Report shows Australian companies have increased their cyber security over the past 12 months

23 March 2020

Latest research from business advisory firm BDO reveals Australian companies have increased their cyber security measures and shifted their focus from off-the-shelf technology solutions to organisation-wide governance processes.

The 2019 BDO and AusCERT Cyber Security Survey Report shows the number of companies with Chief Information Security Officer (CISO) roles increased by 46% in 2019 compared to 2018. The data shows the adoption of CISO roles has more than doubled since 2016.

The latest research also shows a 31% increase in cyber insurance, as companies attempt to avoid the financial damage inflicted by cyber threats.

BDO’s National Cyber Security Leader Leon Fouche said Australia’s C-suites have recognised that technology alone often cannot manage the operational, legal or reputational impacts of a cyber incident.

“Decision makers are focussing less on ‘silver-bullet’ technology solutions and more on establishing enterprise-wide processes to better prepare their companies for cyber incidents,” Leon said.

“Our latest research shows companies with more senior stakeholders involved in cyber security adopt a more holistic approach to effectively managing cyber risk – and it’s paying off,” he said.

Interestingly, while stronger company-wide governance was a key theme of the research, the findings also showed a continued disparity between the types of incidents companies expect and the incidents they actually experience.  For example, phishing was 30% more common than businesses expected. As phishing is a common vehicle for many attacks, its underestimation can leave businesses significantly underprepared.

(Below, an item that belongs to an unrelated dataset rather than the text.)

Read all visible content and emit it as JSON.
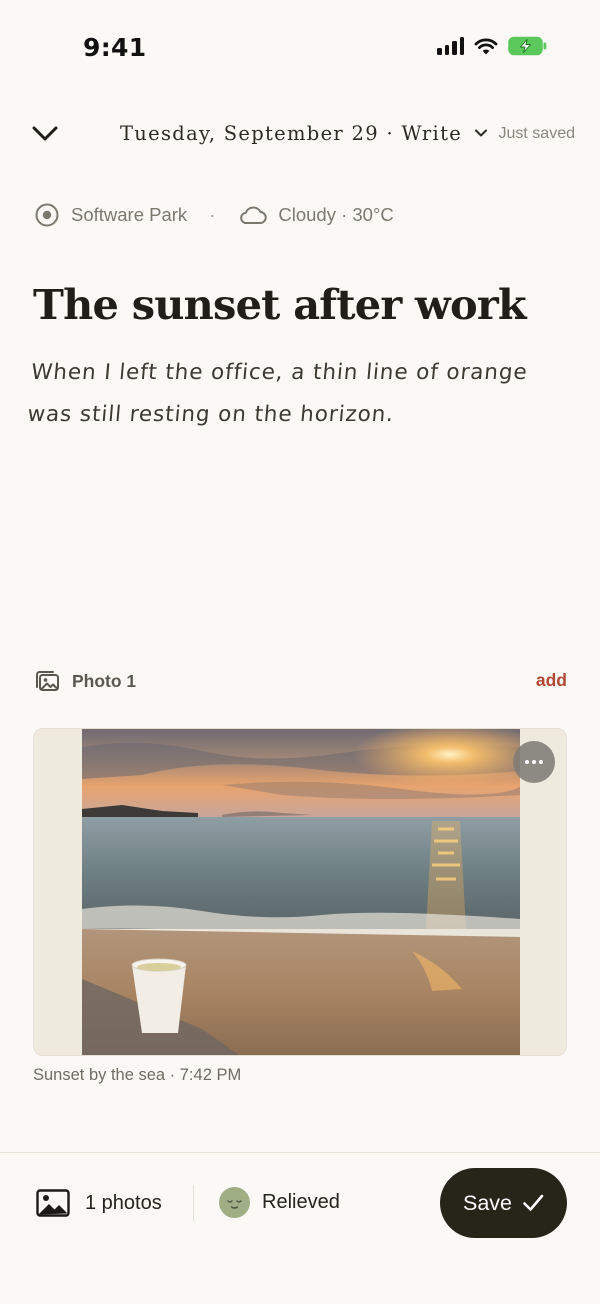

“Companies face a range of cyber security threats that originate both external and internal. Over time, these threats change, as do the technologies used and the motivations of the adversaries,” Leon said.

“There’s no one-size-fits-all approach to preparing for cyber threats. Companies must understand what their critical data and systems are, which adversaries seek to compromise them, and what their methods involve,” he said.

The survey highlights that companies continue to underestimate the cause of most incidents – with insider threats twice as common as expected. Respondents indicated that they expected a 10% year-on-year rise in insider incidents over the next year. However, when considering current and former employees, suppliers and customers, the expected rise is 40% - meaning companies expect insider threats to be a greater risk than cyber criminals in the coming financial year.

Leon pointed out that even before the coronavirus pandemic, people were doing more work away from the office, using their own personal devices.

“As people do more work on their personal devices and companies adopt flexible working arrangements, our reliance on people working from a traditional office setting is decreasing. People are accessing company data 24/7, on the go, from a range of devices – making it easier than ever to access. As the way we work changes, the complexities in companies identifying and addressing cyber security becomes more complex,” Leon said.

“Most insider threats are not necessarily malicious and more commonly the result of human error, however, this internal threat cannot be underestimated,” he said.

The recent survey revealed a 56% increase in the number of data breaches involving contact information compared to 2018. The Office of the Australian Information Commissioner (OAIC) received a total of 964 eligible data breach notifications under the Notifiable Date Breach (NDB) scheme between April 2018 and March 2019. Of these, 60% were caused by malicious or criminal attacks.

“Over the past few years we have seen increased public concern over the security of people’s contact information, which has led to companies being more critisied in the media when data breaches occur. Data breaches are now causing greater reputational damage and long-term disruption than ever before, bumping this risk to the top of the C-suite agenda,” Leon said.

The report highlighted that when companies adopt a set of five key controls (such as employing a CISO, using a Security Operations Centre, establishing cyber security awareness programs for staff, adopting third party and vendor risk assessments and developing incident response plans), they experienced 31% less incidents, and faced fewer cyber risk management challenges.

“As the complexity and extent of digital capabilities grow, so too does our dependence on them. As companies seek to capitalise on the opportunities of 2020 and beyond, they must also be prepared to defend against the threats that our reliance on technology has brought,” Leon said.

“The first step leaders must take in achieving organisational risk resilience is to understand and assign accountability for protecting their organisation’s digital DNA – these are the data and information systems that make an organisation unique but also a potential target.”